Gettysburg Diorama

Gettysburg Diorama
The Gettysburg Diorama in Gettysburg showing the Battle in miniature.

Wednesday, October 26, 2016

"Indianapolis Haunts" by Alan E. Hunter


Not too long ago Alan E. Hunter put together about the most perfect book concerning hauntings ever written.  Hunter knows his history, he knows how to research, and he visits the sites.  Plus, he knows Indianapolis.

Hunter's book, "Indianapolis Haunts" focusses on the Indianapolis Indiana area.  Each chapter gives short (but very complete) histories of the location Hunter covers.  The last paragraph or two of the chapter discusses the hauntings of the locations.  Then, at the very end of each chapter, Alan has a "psychic" friend who gives her impressions of the sites.

Alan does give a lot of space in the book to the psychic, and to ghost hunting friends of his, but he still sticks very closely to the known facts.  He doesn't deal with the whole, "locals say someone died here some time ago".  If someone died at a home or business, he knows the names and dates.  And that's what I really appreciate about this volume.

Alan covers EVERYTHING you would expect to have covered relating to the Circle City.  In the first few pages, Hunter gives a complete history of the Soldiers and Sailors Monument.  I love this area, and I had NO IDEA of all of the transitions it has been through!  AND, I had no idea about the sad falls that have happened there.

Alan Hunter covers all of the famous Indianapolis crime- the LaSalle Street murders, the Fox Hollow Farms murders, and the death of Sylvia Likens (one of the all time saddest tales associated with this great city).  Being a local, it is interesting to find out that the author actually rubs elbows, through coaching baseball, with one of the scariest people to ever call Indiana home. 

Hunter covers a lot of ground in the book.  Famous Hoosiers you would expect to appear are here (Benjamin Harrison and Kurt Vonnegut show up).  The author deals with some unexpected territory (there is a brief mention of Wood fairies).  Plus, there are some villains from the past that are strongly linked to the area (Chicago's H.H. Holmes and Charles Manson make appearances).
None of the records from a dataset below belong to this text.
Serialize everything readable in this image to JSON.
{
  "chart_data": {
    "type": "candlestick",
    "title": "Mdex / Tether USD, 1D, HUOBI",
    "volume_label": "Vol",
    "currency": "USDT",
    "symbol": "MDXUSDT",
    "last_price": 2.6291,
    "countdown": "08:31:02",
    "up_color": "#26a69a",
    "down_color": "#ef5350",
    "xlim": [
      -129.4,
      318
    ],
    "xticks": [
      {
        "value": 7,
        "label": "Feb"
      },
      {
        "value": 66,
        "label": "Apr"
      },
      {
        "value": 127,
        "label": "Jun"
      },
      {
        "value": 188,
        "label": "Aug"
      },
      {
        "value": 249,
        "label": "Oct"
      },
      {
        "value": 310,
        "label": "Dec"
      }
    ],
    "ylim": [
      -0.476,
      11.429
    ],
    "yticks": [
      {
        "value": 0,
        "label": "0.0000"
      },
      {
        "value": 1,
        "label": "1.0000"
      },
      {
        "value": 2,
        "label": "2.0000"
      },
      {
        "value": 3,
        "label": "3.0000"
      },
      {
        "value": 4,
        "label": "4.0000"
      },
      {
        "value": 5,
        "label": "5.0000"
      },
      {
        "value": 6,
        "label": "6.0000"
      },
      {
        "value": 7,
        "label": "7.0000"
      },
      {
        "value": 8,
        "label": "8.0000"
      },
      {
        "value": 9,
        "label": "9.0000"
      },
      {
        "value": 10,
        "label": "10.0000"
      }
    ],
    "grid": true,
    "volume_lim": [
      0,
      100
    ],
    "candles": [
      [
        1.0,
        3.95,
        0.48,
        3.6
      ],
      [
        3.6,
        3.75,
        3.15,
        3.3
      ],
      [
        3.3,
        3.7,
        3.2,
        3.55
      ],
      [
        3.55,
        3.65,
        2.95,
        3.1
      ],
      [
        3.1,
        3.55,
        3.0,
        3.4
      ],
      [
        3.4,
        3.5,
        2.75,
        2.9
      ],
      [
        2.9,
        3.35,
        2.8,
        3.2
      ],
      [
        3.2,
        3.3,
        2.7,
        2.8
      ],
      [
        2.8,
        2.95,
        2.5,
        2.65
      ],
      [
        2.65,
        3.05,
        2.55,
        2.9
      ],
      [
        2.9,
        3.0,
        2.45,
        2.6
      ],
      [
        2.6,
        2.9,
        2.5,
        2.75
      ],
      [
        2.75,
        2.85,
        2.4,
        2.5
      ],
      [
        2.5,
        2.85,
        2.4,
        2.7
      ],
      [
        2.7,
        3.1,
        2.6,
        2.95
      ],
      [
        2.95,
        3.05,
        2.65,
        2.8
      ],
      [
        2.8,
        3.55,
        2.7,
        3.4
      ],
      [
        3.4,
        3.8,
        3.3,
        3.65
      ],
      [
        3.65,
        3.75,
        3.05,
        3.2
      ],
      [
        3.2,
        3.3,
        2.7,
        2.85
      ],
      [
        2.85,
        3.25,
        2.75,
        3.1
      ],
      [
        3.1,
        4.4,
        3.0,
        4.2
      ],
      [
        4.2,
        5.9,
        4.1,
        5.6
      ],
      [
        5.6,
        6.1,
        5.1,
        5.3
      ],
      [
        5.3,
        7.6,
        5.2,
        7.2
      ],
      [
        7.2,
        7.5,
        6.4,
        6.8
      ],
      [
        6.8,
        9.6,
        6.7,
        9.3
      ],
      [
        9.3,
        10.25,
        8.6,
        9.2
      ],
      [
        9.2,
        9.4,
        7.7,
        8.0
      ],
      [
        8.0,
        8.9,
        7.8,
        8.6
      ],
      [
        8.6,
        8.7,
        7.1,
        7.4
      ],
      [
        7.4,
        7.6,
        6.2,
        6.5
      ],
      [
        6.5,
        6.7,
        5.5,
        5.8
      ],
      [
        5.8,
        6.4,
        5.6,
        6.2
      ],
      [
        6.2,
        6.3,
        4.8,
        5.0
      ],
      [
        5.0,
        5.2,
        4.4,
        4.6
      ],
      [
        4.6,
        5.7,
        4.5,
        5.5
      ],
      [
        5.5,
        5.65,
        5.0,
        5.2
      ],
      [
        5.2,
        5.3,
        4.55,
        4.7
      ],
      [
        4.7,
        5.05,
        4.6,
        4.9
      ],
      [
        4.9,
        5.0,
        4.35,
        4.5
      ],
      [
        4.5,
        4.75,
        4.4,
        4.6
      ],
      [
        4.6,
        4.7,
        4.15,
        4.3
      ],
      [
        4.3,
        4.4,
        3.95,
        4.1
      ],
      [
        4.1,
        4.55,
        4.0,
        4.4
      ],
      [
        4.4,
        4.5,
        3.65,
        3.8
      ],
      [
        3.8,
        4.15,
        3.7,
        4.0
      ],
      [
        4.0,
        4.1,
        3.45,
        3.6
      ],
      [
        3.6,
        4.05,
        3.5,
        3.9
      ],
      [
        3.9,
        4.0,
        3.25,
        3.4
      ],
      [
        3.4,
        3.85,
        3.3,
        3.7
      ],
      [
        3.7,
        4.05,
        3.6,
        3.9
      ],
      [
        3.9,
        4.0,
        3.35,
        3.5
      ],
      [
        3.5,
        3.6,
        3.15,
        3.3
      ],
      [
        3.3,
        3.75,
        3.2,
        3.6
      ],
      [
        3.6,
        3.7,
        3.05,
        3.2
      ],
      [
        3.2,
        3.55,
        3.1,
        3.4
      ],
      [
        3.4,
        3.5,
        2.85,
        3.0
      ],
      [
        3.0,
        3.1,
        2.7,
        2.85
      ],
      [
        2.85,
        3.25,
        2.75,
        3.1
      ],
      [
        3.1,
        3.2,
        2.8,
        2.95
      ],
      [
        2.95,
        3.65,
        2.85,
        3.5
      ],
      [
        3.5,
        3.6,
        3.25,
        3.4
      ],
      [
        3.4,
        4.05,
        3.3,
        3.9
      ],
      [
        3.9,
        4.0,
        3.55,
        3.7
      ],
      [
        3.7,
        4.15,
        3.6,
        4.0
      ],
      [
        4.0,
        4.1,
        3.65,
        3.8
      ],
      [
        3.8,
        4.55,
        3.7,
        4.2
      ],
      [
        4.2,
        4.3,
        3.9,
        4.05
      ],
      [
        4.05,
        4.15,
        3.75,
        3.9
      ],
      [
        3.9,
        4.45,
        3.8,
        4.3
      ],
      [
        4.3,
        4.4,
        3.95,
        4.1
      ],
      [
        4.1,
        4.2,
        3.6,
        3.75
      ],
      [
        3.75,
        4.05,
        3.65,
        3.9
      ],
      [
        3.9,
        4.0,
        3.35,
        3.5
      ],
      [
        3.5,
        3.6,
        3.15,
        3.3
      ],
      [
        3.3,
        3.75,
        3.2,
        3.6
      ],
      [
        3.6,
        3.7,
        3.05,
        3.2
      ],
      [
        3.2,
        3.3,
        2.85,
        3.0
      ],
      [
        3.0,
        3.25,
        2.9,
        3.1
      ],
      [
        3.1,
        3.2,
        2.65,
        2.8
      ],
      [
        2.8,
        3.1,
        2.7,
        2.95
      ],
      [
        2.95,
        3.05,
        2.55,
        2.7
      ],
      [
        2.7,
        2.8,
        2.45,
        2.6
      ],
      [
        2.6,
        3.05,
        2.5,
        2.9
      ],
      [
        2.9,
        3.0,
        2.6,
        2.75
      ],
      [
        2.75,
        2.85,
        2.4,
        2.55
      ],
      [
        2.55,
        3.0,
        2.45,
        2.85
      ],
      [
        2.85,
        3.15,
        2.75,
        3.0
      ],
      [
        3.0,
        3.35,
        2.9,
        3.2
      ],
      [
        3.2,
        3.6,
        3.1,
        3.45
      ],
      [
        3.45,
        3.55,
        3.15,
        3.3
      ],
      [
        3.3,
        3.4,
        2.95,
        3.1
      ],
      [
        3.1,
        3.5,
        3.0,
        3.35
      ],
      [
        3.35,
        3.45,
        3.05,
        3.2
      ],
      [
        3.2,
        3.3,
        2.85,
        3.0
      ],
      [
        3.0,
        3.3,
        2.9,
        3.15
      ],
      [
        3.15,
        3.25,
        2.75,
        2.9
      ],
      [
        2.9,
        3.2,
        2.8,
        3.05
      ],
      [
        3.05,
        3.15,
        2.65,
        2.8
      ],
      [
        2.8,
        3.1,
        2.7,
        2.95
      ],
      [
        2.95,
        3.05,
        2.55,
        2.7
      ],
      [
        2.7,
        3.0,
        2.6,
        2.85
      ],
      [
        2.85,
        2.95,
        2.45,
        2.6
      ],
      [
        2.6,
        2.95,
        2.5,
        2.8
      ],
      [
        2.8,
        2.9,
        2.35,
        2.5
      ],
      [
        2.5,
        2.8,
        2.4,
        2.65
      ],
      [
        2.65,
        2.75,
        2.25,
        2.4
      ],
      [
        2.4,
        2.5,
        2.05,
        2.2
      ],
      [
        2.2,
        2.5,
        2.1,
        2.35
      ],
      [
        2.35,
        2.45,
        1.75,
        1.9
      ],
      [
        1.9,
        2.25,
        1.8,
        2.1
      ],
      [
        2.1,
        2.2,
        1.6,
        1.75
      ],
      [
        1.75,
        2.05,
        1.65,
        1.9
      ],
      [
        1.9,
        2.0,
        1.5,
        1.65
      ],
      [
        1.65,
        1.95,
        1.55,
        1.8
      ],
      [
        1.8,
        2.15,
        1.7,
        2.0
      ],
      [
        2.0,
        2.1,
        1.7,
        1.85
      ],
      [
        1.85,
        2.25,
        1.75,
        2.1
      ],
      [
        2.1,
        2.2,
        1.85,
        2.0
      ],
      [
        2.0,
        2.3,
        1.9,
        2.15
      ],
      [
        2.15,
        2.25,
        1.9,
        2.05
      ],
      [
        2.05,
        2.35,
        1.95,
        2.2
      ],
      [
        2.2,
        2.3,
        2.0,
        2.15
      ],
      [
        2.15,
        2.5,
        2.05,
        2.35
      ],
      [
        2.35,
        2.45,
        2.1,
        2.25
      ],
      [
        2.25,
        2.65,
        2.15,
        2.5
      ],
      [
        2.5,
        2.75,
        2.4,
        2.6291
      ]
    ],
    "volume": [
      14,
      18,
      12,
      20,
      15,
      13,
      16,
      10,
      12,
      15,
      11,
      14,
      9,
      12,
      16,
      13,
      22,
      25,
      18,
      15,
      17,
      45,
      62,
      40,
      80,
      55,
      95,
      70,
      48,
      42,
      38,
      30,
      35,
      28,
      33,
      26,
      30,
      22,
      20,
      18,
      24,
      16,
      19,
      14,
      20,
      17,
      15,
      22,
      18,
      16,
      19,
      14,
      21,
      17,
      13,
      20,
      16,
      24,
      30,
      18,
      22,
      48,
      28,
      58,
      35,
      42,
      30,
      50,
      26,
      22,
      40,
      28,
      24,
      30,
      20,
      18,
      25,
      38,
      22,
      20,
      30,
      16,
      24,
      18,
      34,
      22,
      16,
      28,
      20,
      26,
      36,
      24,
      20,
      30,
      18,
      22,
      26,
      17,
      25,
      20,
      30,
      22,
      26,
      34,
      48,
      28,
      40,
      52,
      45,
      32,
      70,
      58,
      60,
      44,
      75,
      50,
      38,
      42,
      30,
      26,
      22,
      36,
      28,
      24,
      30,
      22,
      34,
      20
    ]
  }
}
The deceptively thin book (its right under 160 pages, but the type is small) is a great read if you have any interest in Indianapolis.  This is a complete intro to haunts, true crime, and just general history relating to Indy.  This book gets my highest possible recommendation.  Also, check out Al Hunter's "Weekly View" contributions here.  Hunter has a real passion for history and weird stories.